Human right groups were horrified at the decision to segregate families. They said it was in breach of the UN Convention on Human Rights and a reminder to the families of methods employed by authorities in their own countries prior to atrocities.

Keith Best, director of the Immigration Advisory Service and a former Conservative MP, said: "It is entirely wrong to do this. We know that Group 4 does not torture people, but if you have just come from Afghanistan and the last time you saw wives and children taken out it was to be shot, then it is terrifying for people to be separated in this way."

The new hardline policy will be introduced at Oakington Barracks, Cambridgeshire which opens tomorrow. The camp is expected to process up to 1,300 asylum seekers a year and can house up to 400 in dormitory bedrooms. Detainees will be kept under guard behind fences and barbed wire, but there will be a library, restaurant, satellite television, gym and tennis courts.

A Home Office spokesman said the segregation decision had been taken to protect the safety of other women at Oakington. "Husbands will be in single accommodation but there is no prohibition on families eating or socialising together."

Patrick Lewis, a leading barrister and expert on immigration law, said: "It is an interference under human rights law. It would be up to the Home Office to justify its actions. It should have provision for families to be together. The failure to do so is unjustifiable."

Refugee welfare groups claim that more than 2,500 vulnerable refugee children are being denied their legal right to a school place. An investigation by the Refugee Council showed that many young asylum seekers have been rejected by head teachers who fear the new pupils will damage the schools' positions in the league tables.
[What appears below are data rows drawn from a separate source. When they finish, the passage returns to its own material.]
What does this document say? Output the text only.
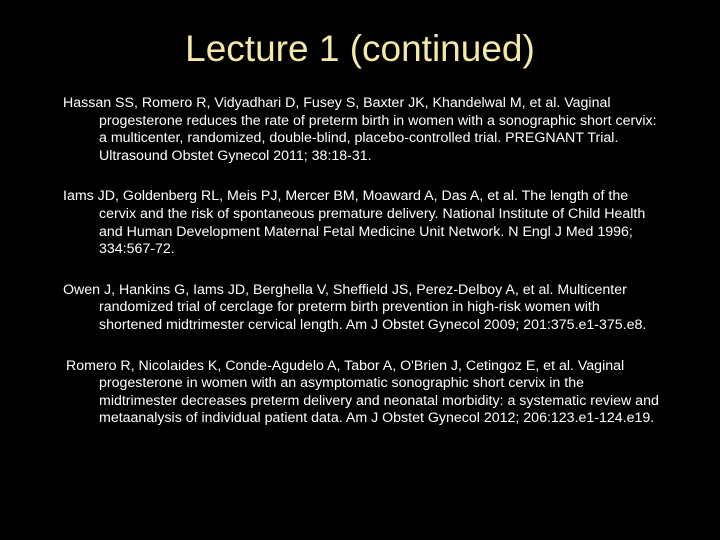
Lecture 1 (continued)
Hassan SS, Romero R, Vidyadhari D, Fusey S, Baxter JK, Khandelwal M, et al. Vaginal progesterone reduces the rate of preterm birth in women with a sonographic short cervix: a multicenter, randomized, double-blind, placebo-controlled trial. PREGNANT Trial. Ultrasound Obstet Gynecol 2011; 38:18-31.
Iams JD, Goldenberg RL, Meis PJ, Mercer BM, Moaward A, Das A, et al. The length of the cervix and the risk of spontaneous premature delivery. National Institute of Child Health and Human Development Maternal Fetal Medicine Unit Network. N Engl J Med 1996; 334:567-72.
Owen J, Hankins G, Iams JD, Berghella V, Sheffield JS, Perez-Delboy A, et al. Multicenter randomized trial of cerclage for preterm birth prevention in high-risk women with shortened midtrimester cervical length. Am J Obstet Gynecol 2009; 201:375.e1-375.e8.
Romero R, Nicolaides K, Conde-Agudelo A, Tabor A, O'Brien J, Cetingoz E, et al. Vaginal progesterone in women with an asymptomatic sonographic short cervix in the midtrimester decreases preterm delivery and neonatal morbidity: a systematic review and metaanalysis of individual patient data. Am J Obstet Gynecol 2012; 206:123.e1-124.e19.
Many of the 2,500 asylum children without places in Britain are in London. At least 350 are in Haringey, 90 in Enfield and another 150 are in Lambeth. Jill Rutter, an education advisor for the Refugee Council, said it had already challenged individual cases where refugee children had been denied places but the situation was getting worse.

"There is pressure on schools in terms of league tables," she said. "They simply say there are not school places when there are school places. They should open other classes but they are not doing this."

The Department of Education said provision had been made for local authorities to educate the children of asylum seekers, but the Local Government Association denied this.